Wills as Public Documents

Wills As Public Documents

After a Maryland resident’s death, their will must be delivered to the Register of Wills. See Estates & Trusts § 4–202. This applies even if the document is not to be offered for probating. See, e.g., Page 10, Montgomery County Register of Wills Publication dated September 8, 2014.  It is not unusual for a will to be provided to the Register of Wills but to be disregarded. This may occur, for example, if the will is handwritten or fails to follow the required formalities.

The will or wills delivered to the Register of Wills become available for public review, even if they are not allowed to be probated. In other words, even if the will is found to be defective and is not controlling, the document still appears in the Register of Wills’ files.

It is very common for survivors to inquire about the process of seeing the estate planning documents of a deceased individual. While not every document will be available for inspection, the last will and testament of a decedent, if any, is available for the general public to review. In Cecil County, wills are available for review at the Circuit Courthouse located at 129 East Main Street in Elkton. Using the decedent’s name, the public can access the documents related to an estate on a computer available on the first floor of the courthouse located just outside of the Register of Wills main office.

Prior to making a trip to the courthouse, you can search for the estate online to determine if an estate has been opened and if a will was provided. If a will was provided for probate, the online database will tell you the date it was executed (signed). You can then request online, at fifty cents per page, copies of the will, or visit the courthouse in person to read the documents. Printing in person also costs fifty cents per page. Ordering documents online requires a credit card and there is a small service charge on top of the fifty cents per page charge. Viewing documents is free in person.

Once a will is in hand, it is common for people to have questions about the terminology and what can be expected. If you need assistance interpreting a will, trust, or other document, please contact me.

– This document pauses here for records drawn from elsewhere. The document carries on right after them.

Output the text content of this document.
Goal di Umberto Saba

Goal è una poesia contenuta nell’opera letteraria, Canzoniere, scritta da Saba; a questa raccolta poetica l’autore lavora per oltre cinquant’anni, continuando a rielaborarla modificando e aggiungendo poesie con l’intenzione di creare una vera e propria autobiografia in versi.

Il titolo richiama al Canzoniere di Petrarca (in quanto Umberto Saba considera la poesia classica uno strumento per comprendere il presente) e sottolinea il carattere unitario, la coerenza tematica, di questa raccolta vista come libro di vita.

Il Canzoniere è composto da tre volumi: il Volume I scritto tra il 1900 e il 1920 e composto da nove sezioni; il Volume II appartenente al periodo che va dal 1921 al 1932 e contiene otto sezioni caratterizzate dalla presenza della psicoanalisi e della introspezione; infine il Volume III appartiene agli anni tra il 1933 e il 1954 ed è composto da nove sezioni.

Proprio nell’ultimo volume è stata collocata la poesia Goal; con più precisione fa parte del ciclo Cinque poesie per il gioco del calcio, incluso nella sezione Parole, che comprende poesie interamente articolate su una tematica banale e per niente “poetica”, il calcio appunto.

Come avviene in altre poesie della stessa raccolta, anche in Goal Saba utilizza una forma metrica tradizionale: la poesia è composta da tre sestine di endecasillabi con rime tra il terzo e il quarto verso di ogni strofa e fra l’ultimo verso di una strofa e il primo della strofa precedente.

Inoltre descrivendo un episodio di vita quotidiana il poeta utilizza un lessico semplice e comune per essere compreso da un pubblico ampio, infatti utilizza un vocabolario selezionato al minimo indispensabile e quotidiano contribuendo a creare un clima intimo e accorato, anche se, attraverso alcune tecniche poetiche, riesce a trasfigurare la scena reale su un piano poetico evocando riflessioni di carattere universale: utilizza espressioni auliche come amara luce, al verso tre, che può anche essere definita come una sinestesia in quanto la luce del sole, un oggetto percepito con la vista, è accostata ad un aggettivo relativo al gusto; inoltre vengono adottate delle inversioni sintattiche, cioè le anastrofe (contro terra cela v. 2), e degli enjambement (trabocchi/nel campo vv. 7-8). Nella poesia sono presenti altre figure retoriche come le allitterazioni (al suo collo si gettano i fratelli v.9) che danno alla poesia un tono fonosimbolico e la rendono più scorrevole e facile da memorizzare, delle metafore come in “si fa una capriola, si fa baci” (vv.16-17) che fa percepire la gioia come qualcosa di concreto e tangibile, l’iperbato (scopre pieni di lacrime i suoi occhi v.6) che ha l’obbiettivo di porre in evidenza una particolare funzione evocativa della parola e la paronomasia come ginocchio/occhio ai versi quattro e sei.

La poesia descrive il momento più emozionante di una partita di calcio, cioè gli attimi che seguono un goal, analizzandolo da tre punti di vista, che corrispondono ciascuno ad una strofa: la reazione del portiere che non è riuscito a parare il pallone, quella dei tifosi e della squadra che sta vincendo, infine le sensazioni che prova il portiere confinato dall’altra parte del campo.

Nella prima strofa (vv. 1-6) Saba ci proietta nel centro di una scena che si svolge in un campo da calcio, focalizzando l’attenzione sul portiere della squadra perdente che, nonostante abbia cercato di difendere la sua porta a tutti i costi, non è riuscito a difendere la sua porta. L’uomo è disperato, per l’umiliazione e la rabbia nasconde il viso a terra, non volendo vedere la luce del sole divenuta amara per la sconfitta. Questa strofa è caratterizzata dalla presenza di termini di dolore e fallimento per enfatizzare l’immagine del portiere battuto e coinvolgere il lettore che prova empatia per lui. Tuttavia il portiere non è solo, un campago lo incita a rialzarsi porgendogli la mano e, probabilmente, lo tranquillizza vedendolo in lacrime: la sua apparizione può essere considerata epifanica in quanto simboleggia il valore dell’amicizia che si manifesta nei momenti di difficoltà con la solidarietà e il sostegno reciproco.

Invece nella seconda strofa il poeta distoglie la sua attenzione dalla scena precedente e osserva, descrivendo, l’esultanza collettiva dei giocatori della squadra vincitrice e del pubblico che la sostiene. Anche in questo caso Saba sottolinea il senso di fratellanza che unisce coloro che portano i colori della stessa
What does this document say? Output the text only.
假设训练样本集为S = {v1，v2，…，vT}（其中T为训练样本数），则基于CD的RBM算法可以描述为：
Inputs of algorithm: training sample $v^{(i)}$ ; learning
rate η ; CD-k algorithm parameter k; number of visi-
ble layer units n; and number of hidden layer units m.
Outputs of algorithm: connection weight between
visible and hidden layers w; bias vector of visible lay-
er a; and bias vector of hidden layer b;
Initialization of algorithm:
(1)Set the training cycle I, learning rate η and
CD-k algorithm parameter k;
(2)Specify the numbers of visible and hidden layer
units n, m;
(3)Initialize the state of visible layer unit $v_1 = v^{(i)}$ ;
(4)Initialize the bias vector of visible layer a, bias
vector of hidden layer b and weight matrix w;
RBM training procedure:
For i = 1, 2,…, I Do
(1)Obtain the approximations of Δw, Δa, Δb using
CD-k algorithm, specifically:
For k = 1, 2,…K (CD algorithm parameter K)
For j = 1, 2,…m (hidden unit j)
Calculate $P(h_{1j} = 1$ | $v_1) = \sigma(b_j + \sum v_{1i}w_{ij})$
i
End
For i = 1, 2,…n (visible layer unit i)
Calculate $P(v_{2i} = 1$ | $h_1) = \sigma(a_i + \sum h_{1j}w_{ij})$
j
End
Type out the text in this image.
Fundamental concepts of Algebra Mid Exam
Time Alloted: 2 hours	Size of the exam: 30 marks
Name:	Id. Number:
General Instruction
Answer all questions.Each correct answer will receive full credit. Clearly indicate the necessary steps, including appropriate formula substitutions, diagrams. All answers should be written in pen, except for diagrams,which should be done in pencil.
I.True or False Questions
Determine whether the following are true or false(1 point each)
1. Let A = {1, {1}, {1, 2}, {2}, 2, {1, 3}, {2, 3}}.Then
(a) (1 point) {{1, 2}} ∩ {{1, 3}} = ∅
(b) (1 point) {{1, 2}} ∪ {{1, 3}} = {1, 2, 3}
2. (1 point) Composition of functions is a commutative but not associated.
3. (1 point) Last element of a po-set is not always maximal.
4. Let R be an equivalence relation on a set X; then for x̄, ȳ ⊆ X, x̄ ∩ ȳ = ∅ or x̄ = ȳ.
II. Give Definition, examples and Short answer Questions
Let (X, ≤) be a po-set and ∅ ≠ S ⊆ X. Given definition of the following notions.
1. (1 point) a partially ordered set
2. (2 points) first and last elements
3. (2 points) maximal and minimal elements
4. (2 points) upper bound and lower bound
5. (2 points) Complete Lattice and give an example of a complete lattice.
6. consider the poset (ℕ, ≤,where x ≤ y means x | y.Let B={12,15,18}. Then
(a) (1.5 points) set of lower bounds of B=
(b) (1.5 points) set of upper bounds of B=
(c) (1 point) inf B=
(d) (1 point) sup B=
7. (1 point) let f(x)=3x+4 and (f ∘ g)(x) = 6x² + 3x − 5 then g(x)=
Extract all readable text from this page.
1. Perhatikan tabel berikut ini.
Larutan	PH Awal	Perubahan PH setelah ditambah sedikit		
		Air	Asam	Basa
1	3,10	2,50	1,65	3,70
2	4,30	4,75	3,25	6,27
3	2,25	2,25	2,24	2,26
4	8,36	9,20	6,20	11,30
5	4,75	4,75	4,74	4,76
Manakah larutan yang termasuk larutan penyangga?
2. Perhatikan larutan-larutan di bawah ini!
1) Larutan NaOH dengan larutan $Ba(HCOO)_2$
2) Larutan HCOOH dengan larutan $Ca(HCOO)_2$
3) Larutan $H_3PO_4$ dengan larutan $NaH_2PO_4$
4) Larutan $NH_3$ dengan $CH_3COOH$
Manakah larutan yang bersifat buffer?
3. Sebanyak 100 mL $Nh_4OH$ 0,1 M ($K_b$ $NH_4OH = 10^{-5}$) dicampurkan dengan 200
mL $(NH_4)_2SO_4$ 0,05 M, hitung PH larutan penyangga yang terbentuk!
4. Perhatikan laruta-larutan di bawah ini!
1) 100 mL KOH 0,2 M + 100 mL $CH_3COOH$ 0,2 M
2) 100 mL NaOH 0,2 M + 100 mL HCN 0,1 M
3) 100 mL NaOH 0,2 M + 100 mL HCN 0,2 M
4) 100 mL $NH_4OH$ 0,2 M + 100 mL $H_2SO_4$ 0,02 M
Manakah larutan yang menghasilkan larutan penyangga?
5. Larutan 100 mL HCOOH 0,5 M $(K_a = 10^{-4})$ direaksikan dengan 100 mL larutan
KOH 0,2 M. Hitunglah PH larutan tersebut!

Maryland’s Unique Imposition of Both Inheritance and Estate Taxes

Maryland’s Unique Imposition of Both Inheritance and Estate Taxes

Maryland is a unique State in a variety of ways, but beginning in 2018 it gains another unique distinction when it becomes the only state to impose both an estate tax and an inheritance tax. See Joel Michael, Estate and Inheritance Taxation: An Overview of Taxes in the States, Updated Dec. 2016. The Minnesota legislative report explains that only two states, Maryland and New Jersey, impose both an estate tax and an inheritance tax, but that New Jersey’s estate tax has been repealed for those dying in 2018. Changes to New Jersey’s inheritance and estate tax regime are discussed here.

While the Maryland estate tax applies only to wealthier individuals, with estates valued at more than $3,000,000 in 2017, the Maryland inheritance tax can snag unsuspecting residents. It is common for estate planning clients to give substantial sums to friends, cousins, nieces, and nephews. Each of these individuals is generally subject to the 10% inheritance tax when receiving $1,000 or more. See Register of Wills Administration of Estates Pamphlet; Tax General 7-203(g).

The inheritance tax can be assessed on assets gifted prior to death. Assets transferred outside of the probate process, for example by beneficiary designation, can still be subject to the Maryland Inheritance Tax. Creating even a basic estate plan can result in substantial inheritance tax savings under the right circumstances and can provide peace of mind that 10% of your hard-earned assets will not be handed over to the Register of Wills.